Een Nederlandse kwaliteitsnorm voor kaas, waarvan
het doel is om Nederlandse producenten tegen
concurrentie te beschermen, heeft economische
motieven.
(16/19)
Voorwaarde II
Er bestaat geen (volledige) harmonisatie inzake het gestelde
doel:
Tabakrichtlijn, 2001/37 biedt met betrekking tot het gehalte
gevaarlijke stoffen in sigaretten een voorbeeld van volledige
harmonisatie:
• Artikel 3 stelt een bovengrens voor het gehalte van
deze stoffen.
• Een hogere bovengrens (dus: minder strenge norm) is
niet toegestaan (artikel 3).
• Ook een lagere bovengrens is niet toegestaan (artikel
13, lid 1).
Als gevolg van deze volledige harmonisatie:
• Is artikel 28 overbodig geworden en is er dus ook geen
behoefte aan uitzonderingen op dat artikel.
(17/19)
Voorwaarde III
De maatregel is geschikt voor het gestelde doel.

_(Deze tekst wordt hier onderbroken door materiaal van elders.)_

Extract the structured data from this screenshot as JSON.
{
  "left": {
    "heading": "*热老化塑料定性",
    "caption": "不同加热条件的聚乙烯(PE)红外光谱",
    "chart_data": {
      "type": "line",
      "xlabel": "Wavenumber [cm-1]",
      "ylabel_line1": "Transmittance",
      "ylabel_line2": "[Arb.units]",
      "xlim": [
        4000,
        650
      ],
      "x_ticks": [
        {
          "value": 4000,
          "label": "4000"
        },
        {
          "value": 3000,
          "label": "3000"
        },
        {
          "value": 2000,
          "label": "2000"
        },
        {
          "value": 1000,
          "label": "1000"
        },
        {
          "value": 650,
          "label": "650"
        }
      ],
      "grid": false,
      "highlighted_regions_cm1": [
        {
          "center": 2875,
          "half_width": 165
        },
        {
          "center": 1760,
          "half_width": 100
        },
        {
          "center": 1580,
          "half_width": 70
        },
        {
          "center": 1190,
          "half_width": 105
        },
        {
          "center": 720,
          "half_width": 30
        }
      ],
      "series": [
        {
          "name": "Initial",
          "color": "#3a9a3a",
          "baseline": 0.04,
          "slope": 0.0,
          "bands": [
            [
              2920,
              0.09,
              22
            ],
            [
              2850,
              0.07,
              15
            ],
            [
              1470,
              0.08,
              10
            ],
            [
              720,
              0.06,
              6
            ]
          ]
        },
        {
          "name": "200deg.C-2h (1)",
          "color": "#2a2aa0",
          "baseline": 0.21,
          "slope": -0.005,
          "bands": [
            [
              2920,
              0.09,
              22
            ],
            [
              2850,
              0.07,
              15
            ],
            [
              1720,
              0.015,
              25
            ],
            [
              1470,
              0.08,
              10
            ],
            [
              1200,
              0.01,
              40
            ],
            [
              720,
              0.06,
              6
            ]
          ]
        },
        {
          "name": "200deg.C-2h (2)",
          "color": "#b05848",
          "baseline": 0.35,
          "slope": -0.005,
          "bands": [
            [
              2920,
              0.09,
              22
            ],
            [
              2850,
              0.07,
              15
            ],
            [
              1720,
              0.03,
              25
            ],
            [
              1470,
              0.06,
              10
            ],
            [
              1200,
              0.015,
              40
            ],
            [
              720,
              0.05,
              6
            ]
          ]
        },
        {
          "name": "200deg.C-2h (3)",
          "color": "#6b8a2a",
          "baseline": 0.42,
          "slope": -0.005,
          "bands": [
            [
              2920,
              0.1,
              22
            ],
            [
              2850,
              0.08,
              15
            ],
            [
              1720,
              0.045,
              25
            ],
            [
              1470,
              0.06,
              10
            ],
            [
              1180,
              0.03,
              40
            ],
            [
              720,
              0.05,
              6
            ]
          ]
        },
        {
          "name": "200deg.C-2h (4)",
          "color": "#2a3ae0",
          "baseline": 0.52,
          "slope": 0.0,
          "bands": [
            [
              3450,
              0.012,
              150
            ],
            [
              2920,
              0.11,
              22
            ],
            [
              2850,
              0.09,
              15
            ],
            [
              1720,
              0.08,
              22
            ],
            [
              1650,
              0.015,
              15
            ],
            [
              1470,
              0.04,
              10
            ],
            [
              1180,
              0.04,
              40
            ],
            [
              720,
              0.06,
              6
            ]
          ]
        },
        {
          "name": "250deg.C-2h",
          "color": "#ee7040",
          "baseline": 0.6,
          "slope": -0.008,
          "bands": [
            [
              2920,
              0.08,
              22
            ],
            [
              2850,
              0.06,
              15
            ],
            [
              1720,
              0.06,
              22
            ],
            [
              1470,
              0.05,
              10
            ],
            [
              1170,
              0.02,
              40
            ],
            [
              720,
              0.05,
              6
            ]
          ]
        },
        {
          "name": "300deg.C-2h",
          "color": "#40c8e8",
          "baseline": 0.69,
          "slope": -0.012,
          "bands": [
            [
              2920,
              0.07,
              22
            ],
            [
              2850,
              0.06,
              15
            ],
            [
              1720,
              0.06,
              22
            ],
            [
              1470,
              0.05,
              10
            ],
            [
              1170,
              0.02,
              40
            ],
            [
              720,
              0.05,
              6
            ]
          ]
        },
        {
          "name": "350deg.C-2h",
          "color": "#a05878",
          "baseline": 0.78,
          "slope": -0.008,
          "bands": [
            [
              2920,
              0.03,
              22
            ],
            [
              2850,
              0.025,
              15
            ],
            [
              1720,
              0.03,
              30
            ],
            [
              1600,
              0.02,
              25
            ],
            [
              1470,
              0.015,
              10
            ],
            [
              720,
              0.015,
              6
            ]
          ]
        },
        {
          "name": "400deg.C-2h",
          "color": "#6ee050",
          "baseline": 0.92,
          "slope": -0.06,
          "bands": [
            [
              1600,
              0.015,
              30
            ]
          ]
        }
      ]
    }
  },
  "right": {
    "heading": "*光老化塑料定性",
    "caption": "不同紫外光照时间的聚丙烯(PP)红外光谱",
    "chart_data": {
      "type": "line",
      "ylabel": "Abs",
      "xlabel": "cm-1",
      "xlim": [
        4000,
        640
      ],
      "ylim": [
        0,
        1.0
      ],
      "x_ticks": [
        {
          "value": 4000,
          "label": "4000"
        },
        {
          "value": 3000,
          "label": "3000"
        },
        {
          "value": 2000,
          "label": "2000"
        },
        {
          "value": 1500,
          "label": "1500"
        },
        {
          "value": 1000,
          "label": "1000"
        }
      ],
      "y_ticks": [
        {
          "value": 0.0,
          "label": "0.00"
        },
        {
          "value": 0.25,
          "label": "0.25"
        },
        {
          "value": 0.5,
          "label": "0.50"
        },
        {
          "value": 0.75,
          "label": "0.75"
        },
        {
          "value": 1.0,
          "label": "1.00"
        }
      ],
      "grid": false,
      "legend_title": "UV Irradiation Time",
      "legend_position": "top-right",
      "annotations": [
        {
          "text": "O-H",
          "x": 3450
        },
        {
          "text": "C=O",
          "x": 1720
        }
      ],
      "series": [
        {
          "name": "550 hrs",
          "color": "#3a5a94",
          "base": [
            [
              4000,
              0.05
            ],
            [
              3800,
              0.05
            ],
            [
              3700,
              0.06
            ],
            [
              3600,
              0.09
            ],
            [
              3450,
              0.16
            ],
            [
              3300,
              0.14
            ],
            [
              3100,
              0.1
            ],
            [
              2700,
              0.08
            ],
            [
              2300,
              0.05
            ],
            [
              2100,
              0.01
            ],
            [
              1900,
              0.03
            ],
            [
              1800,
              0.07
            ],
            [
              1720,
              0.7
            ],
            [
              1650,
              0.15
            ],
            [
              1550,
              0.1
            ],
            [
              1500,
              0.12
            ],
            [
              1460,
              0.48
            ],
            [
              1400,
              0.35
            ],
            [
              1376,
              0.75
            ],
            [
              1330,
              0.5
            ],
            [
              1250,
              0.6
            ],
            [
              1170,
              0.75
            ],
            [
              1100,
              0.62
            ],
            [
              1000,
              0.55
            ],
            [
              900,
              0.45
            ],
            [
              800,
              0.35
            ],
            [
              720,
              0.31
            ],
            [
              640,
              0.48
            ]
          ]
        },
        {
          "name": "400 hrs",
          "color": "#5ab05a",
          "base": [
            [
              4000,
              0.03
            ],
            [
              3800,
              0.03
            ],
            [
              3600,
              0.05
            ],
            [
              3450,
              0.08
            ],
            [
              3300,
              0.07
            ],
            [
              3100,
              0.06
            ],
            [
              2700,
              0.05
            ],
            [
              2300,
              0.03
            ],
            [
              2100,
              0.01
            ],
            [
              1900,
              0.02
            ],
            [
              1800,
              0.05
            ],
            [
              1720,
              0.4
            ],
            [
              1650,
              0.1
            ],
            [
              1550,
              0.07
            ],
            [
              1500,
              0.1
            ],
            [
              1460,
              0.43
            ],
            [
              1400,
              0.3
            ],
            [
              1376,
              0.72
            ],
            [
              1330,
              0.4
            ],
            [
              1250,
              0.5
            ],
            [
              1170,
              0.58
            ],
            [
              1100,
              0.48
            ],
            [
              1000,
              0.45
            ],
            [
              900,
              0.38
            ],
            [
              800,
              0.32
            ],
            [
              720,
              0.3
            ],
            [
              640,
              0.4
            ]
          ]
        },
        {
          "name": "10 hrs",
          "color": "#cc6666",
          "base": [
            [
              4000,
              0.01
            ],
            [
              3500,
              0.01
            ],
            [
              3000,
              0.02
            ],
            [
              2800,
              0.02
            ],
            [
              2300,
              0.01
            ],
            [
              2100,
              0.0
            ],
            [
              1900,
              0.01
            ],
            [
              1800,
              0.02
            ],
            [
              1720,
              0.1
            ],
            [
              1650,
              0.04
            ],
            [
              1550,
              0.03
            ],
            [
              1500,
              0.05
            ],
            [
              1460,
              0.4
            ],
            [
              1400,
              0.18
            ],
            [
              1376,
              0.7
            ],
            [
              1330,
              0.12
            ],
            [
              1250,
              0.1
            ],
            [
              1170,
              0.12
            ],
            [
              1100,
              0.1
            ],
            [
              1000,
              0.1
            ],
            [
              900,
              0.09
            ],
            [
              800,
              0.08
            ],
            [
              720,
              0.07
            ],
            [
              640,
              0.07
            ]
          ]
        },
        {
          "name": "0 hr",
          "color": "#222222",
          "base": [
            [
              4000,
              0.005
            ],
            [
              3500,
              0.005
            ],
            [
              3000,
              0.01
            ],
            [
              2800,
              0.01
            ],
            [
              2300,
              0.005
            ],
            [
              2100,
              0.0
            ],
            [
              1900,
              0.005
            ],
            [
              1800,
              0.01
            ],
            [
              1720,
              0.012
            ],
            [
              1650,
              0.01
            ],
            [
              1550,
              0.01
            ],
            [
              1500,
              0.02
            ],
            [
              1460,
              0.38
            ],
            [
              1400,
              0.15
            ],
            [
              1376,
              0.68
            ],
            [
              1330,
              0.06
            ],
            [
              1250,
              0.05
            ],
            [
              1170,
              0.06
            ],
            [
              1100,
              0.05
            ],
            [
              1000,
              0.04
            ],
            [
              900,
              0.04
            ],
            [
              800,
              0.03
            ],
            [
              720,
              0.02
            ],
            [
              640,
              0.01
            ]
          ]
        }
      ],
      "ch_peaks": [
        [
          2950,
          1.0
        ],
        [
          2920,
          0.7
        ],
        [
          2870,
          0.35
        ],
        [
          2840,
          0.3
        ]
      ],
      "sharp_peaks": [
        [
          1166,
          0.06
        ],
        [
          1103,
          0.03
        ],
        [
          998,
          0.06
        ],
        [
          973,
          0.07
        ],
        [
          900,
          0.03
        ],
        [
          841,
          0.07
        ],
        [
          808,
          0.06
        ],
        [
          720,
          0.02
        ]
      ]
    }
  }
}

Duitse regering (in de cassis de Dijon zaak):
Maatregel is geschikt voor bescherming volksgezondheid:
• De verkoop van gedistilleerd met een laag alcoholpercentage
wordt beperkt.
• Producten, zoals cassis de Dijon, werken de gewenning aan
alcohol meer in de hand dan gedistilleerd met een hoger
alcoholpercentage.
Het Hof van Justitie:
Maatregel is ongeschikt voor bescherming volksgezondheid:
• De consument kan op de Duitse markt een groot assortiment
zwak of matig alcoholhoudende kopen
• Dranken met een hoog alcoholpercentage – die volop te koop
zijn – worden vaak verdund met frisdranken.
(18/19)
Voorwaarde IV
De maatregel levert het minst belemmerende alternatief op om het
gestelde doel te bereiken.
In de cassis de Dijon zaak, zei de Duitse regering:
• Maatregel is geschikt voor bescherming de consument (het
voorkomt verwarring).
• Er is geen minder invoerbelemmerend alternatief om deze
bescherming van de consument te bereiken.
Antwoord van het Hof:
• Maatregel is inderdaad geschikt om de consument tegen
verwarring te beschermen.
• Er is echter een minder invoerbelemmerend alternatief om dit
doel te bereiken: verwarring van de Duitse consument kan
worden voorkomen via een (verplicht gesteld) etiket.